The first step in the pipeline is to remove all reads mapped to mitochondrial DNA from the BAM file. Since we observe 30-60% mitochondrial contamination for NeuroLINCS samples, removing mitochondrial reads will remove considerable noise from downstream analysis. Afterward, peak calling is performed on BAM using MACS2 with the following parameters: --format BAM --gsize hs –qvalue .05. We have prepared a background bam file for MACS2 peak calling by extracting naked genomic DNA from iMNS, performing ATAC on the genomic DNA, and sequencing the resulting library. Peak annotation is performed using the script “map_peaks_to_known_genes.py” from the ChipSeqUtil package; we map genes to peaks within a window of +/- 10kb.  Bigwig files for the reads and BigBed files for the peaks are generated for visualization of data on a genome browser.

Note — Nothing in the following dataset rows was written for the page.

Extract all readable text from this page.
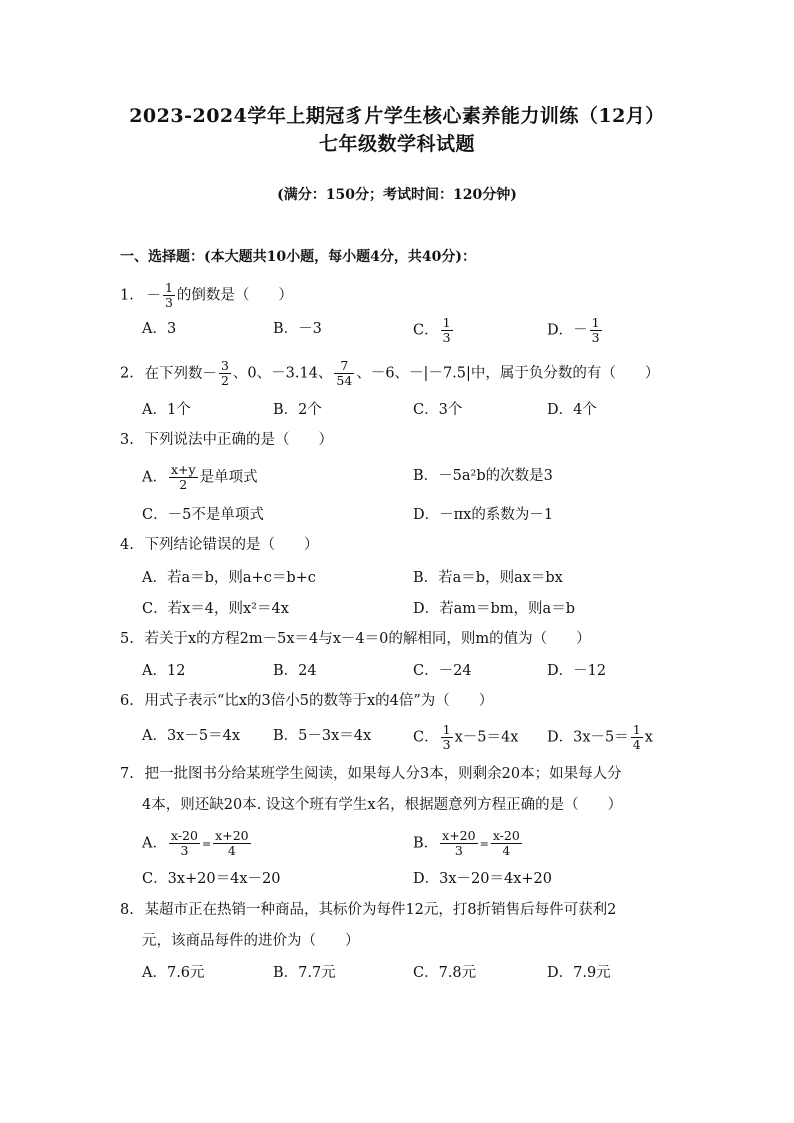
2023-2024学年上期冠豸片学生核心素养能力训练（12月）
七年级数学科试题
(满分：150分；考试时间：120分钟)
一、选择题：(本大题共10小题，每小题4分，共40分)：
1. － $\frac{1}{3}$ 的倒数是（　　）
A．3	B．－3	C． $\frac{1}{3}$	D．－ $\frac{1}{3}$
2. 在下列数－ $\frac{3}{2}$ 、0、－3.14、 $\frac{7}{54}$ 、－6、－|－7.5|中，属于负分数的有（　　）
A．1个	B．2个	C．3个	D．4个
3. 下列说法中正确的是（　　）
A． $\frac{x+y}{2}$ 是单项式	B．－5a²b的次数是3
C．－5不是单项式	D．－πx的系数为－1
4. 下列结论错误的是（　　）
A．若a＝b，则a+c＝b+c	B．若a＝b，则ax＝bx
C．若x＝4，则x²＝4x	D．若am＝bm，则a＝b
5. 若关于x的方程2m－5x＝4与x－4＝0的解相同，则m的值为（　　）
A．12	B．24	C．－24	D．－12
6. 用式子表示“比x的3倍小5的数等于x的4倍”为（　　）
A．3x－5＝4x B．5－3x＝4x	C． $\frac{1}{3} x-5=4x$ D．$3x-5= \frac{1}{4}$ x
7. 把一批图书分给某班学生阅读，如果每人分3本，则剩余20本；如果每人分
4本，则还缺20本. 设这个班有学生x名，根据题意列方程正确的是（　　）
A． $\frac{x-20}{3} = \frac{x+20}{4}$	B． $\frac{x+20}{3} = \frac{x-20}{4}$
C．3x+20＝4x－20	D．3x－20＝4x+20
8. 某超市正在热销一种商品，其标价为每件12元，打8折销售后每件可获利2
元，该商品每件的进价为（　　）
A．7.6元	B．7.7元	C．7.8元	D．7.9元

New ATAC Pipeline (Coming Soon!)

Our ATAC pipeline takes in FASTQ files containing raw reads and outputs peaks and peak annotations.

First, we trim the start and end of reads using Trimmomatic to remove bases with a Phred quality of less than 10. Removing low quality bases improves accuracy of alignment. We use Bowtie2 to align our trimmed reads to the hg19 genome using the default parameters. We then use SAMtools to remove multi mapped reads, reads aligned to mitochondrial DNA, and alignments will a mapping quality of less than 10. This filtering step removes noise from downstream analysis.  Afterward, peak calling is performed on BAM using MACS2 with the following parameters: --format BAM --gsize hs –qvalue .05. We have prepared a background bam file for MACS2 peak calling by extracting naked genomic DNA from iMNS, performing ATAC on the genomic DNA, and sequencing the resulting library. Peak annotation is performed using the script “map_peaks_to_known_genes.py” from the ChipSeqUtil package; we map genes to peaks within a window of +/- 10kb. Bigwig files for the reads and BigBed files for the peaks are generated for visualization of data on a genome browser.